Talented art students have added a splash of vibrant colour to an historic building in Leeds city centre.
The facade of the Lyons Works building on Templar Lane has been turned into a massive public art installation featuring the Albert Einstein-inspired words ‘Learn from yesterday, live for today, design for tomorrow’.
The installation is a partnership between Leeds College of Art, local artist Peter Barber and Hammerson, the firm behind the adjacent Victoria Gate retail development.
Its eye-catching fonts and ornamentation are designed to reflect elements of Leeds’s heritage such as Kirkgate Market and the city’s Victorian arcades.
The words, meanwhile, were picked as a nod to the cultural institutions that can be found at nearby Quarry Hill.
Students who worked on the project included Ian Fulcher, Paul Brough, Zatul Iffah Fakharuldin, Tamar Attia, Bibi Klamer and Ellie Chappell.
Leeds College of Art staff member Simon Thorpe said: “Working with Hammerson on the Lyons Works building was an opportunity our students relished and gained valuable experience from.
“Not only did they develop client pitching and project management skills, they worked alongside the talented artist Peter Barber who, prior to the project, ran workshops on how to design and implement public art projects.
“The students had the opportunity to see the product of all their hard work in the transformation of a significant historical building in a key regeneration area of Leeds.”
Hammerson says the installation shows its eagerness to support Leeds’s cultural scene.

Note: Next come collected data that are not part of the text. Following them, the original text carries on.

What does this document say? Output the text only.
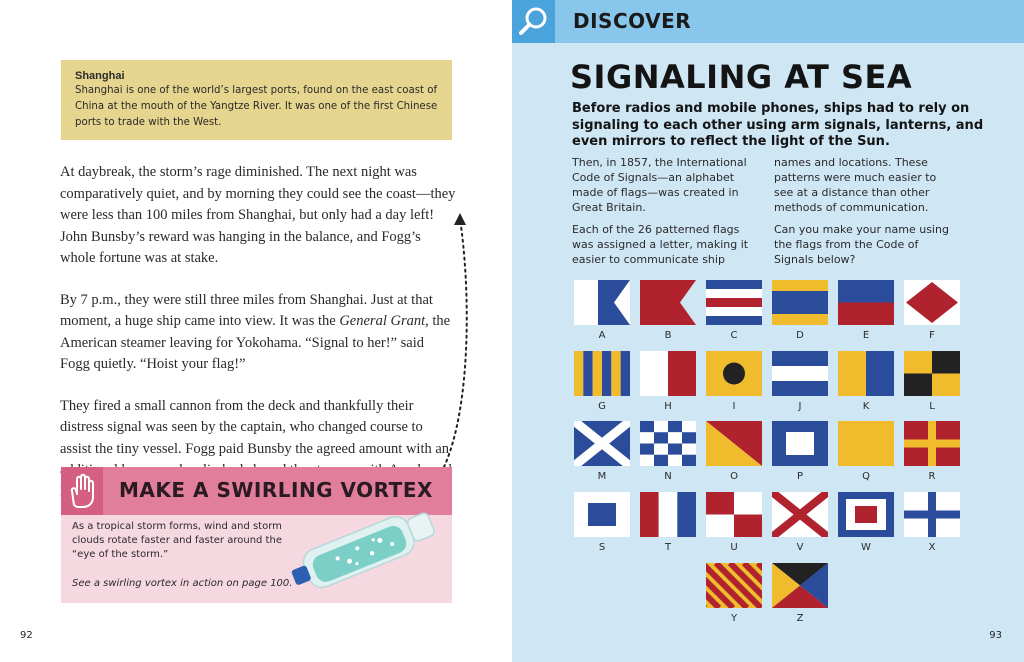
Shanghai
Shanghai is one of the world’s largest ports, found on the east coast of China at the mouth of the Yangtze River. It was one of the first Chinese ports to trade with the West.

At daybreak, the storm’s rage diminished. The next night was comparatively quiet, and by morning they could see the coast—they were less than 100 miles from Shanghai, but only had a day left! John Bunsby’s reward was hanging in the balance, and Fogg’s whole fortune was at stake.

By 7 p.m., they were still three miles from Shanghai. Just at that moment, a huge ship came into view. It was the General Grant, the American steamer leaving for Yokohama. “Signal to her!” said Fogg quietly. “Hoist your flag!”

They fired a small cannon from the deck and thankfully their distress signal was seen by the captain, who changed course to assist the tiny vessel. Fogg paid Bunsby the agreed amount with an

MAKE A SWIRLING VORTEX
As a tropical storm forms, wind and storm clouds rotate faster and faster around the “eye of the storm.”
See a swirling vortex in action on page 100.
92
DISCOVER
SIGNALING AT SEA
Before radios and mobile phones, ships had to rely on signaling to each other using arm signals, lanterns, and even mirrors to reflect the light of the Sun.

Then, in 1857, the International Code of Signals—an alphabet made of flags—was created in Great Britain.

Each of the 26 patterned flags was assigned a letter, making it easier to communicate ship

names and locations. These patterns were much easier to see at a distance than other methods of communication.

Can you make your name using the flags from the Code of Signals below?

A	B	C	D	E	F
G	H	I	J	K	L
M	N	O	P	Q	R
S	T	U	V	W	X
Y	Z
93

Victoria Gate development manager James Hepburn said: “We are truly committed to the cultural development and identity of Leeds, and throughout this development we have been very conscious to work closely with all stakeholders to preserve and respect Leeds’s rich heritage.
“The Lyons Works building is a historic site and we are pleased to be able to collaborate with Leeds College of Art and local students and artists to make this new installation possible.”
Built in 1914, Lyons Works was originally a clothing factory. More recently, the Hammerson-owned site was home to Chinese restaurants and shops but is currently unoccupied.
Plans were announced in 2014 for the building to be knocked down to create new car parking spaces, although it was subsequently granted a reprieve.
The £165m Victoria Gate development is due to open in October and will boast John Lewis as its anchor tenant.